On -isms: The Hulk Metaphor

By | Thursday, November 27, 2014 Leave a Comment
Although the Hulk was initally conceived as a variation on the Jekyll and Hyde story, the character fairly quickly morphed from an id-driven brute to the green rage-monster most people are familiar with. I think the original concept didn't quite catch on (recall that The Hulk was originally cancelled after six issues) because people had trouble connecting with the idea. Everyone has some level of super-ego that keep their impulses in check. But the idea of getting so angry that you just lash out, I think that's more relatable. You might not actually be able to, and your super-ego might be strong enough to keep that in check, but the desire is still there.

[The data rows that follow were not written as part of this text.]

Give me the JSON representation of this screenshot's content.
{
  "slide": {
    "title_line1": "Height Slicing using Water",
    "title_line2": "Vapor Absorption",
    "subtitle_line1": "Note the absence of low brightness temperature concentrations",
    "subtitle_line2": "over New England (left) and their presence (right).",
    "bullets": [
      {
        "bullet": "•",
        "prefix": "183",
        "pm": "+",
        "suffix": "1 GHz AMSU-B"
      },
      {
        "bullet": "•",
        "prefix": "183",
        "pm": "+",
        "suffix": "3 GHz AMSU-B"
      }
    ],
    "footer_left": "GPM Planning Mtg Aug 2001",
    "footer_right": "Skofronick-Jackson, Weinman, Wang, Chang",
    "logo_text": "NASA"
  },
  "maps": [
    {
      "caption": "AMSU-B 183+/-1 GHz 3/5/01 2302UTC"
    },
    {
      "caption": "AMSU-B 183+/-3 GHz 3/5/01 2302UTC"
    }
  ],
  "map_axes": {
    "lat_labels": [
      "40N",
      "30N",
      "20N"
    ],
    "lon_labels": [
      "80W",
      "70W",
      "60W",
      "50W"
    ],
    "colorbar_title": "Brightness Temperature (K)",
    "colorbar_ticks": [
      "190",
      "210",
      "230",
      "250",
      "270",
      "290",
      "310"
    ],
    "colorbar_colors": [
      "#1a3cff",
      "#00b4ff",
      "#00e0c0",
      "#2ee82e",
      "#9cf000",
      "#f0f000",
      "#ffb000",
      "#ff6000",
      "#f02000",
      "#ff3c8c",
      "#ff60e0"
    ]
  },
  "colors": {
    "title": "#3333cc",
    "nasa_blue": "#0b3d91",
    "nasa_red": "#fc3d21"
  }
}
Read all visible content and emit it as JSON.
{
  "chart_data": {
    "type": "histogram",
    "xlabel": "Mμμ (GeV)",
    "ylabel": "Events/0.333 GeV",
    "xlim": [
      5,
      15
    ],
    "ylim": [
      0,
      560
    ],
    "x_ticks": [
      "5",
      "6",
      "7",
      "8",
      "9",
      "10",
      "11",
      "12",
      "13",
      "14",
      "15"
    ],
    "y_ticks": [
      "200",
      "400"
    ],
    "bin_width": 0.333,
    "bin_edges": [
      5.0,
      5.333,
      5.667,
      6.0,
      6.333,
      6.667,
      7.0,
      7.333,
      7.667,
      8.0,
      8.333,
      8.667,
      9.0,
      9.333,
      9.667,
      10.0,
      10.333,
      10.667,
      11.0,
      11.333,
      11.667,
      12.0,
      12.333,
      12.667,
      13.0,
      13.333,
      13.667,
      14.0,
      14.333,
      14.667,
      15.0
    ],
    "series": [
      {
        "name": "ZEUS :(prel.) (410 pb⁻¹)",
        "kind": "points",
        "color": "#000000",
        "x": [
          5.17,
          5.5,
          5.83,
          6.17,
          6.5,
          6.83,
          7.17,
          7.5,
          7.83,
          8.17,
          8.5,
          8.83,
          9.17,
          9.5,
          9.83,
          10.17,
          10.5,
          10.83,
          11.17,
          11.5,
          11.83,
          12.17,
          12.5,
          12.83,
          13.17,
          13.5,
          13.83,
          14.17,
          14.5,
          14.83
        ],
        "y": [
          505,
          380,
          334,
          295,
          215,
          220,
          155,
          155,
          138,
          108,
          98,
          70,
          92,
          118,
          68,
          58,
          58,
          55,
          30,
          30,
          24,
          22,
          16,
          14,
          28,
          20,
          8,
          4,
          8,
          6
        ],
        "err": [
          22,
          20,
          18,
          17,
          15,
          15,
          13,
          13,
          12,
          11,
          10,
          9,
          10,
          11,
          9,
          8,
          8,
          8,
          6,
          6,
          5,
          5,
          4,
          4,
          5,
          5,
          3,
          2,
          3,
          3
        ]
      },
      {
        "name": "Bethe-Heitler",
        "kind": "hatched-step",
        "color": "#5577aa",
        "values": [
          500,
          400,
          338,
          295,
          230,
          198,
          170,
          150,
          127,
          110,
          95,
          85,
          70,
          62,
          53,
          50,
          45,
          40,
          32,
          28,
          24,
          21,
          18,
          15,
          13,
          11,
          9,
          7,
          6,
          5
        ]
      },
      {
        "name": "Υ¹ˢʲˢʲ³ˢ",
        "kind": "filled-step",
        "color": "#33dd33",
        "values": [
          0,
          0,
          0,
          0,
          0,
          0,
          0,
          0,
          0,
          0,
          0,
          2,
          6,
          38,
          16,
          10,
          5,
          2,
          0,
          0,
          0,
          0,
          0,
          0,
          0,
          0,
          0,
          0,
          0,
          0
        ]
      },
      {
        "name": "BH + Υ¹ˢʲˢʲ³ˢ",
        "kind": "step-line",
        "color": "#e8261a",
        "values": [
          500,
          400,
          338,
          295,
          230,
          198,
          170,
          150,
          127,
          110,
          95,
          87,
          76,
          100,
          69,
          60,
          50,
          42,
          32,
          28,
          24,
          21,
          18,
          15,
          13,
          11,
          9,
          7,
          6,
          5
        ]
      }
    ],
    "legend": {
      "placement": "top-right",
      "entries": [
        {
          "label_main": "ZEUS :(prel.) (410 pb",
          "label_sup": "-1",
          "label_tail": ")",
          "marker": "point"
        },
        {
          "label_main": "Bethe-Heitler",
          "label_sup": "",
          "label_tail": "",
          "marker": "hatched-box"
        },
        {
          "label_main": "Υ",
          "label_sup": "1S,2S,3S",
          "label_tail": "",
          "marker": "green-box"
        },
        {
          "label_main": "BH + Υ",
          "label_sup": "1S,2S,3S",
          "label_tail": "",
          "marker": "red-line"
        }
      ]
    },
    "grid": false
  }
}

Much of what writers have done with the Hulk, then, is to show the struggle Bruce Banner has keeping from getting angry. The classic line from the TV show hits right on this point: "Mr. McGee, don't make me angry. You wouldn't like me when I'm angry."

But it was another line of spoken dialogue that upset a number of fans.
"That's my secret, Cap. I'm always angry."

That implies Banner is always in control of when/where the Hulk shows up. That's not the character as we've seen in the past. That's not the unmitigated unleashing of all your anger and frustration with a defeaning, unintelligble roar.

I was chatting with one of my cousins-in-law a couple months back. He was talking about how he was trying to mentor a younger guy in his early 20s, and they got into a disagreement about something. I forget the specifics, but it amounted to my cousin saying that you can't lose your shit at the drop of a hat or else you'd wind up in prison or shot. This guy responded that there was a lot of things that made him angry. To which my cousin responded that he got angry too. He was angry at the phone company for screwing up his bill. He was angry at the stupid crap some of his co-workers do. He was angry at the guy who cut him off in traffic. He was angry at his local politicians for blocking a ballot measure that his city sorely needed to pass. He was angry at what's been happening in Ferguson. He was angry that the people of Ferguson needed to get tips from activists in Palestinie and Egypt for dealing with out-of-control law enforcement. He was angry that we live in a culture that repeatedly devalues the lives of kids like Trayvon Martin. He was angry that he has to deal racism every single day.

But he can't let that out all the time. He wouldn't be able to hold a job or a secure place to live. It's not that he can't react to all that; he just reacts in a way that's rationable and reasonable. Now, if he were to get into a situation where his life was literally be threatened, that's when it'd be okay to lose your shit. If some redneck picks a fight with him in a bar. If a mugger tries to steal his wallet. You can believe he would defend himself with every bit of adreline he's saved up from the bad day at the office to Ferguson to everything else. That's when and where it'd be okay to use his anger and direct it appropriately.

"That's my secret, Cap. I'm always angry." Bruce Banner said it. Every Black person in America felt it.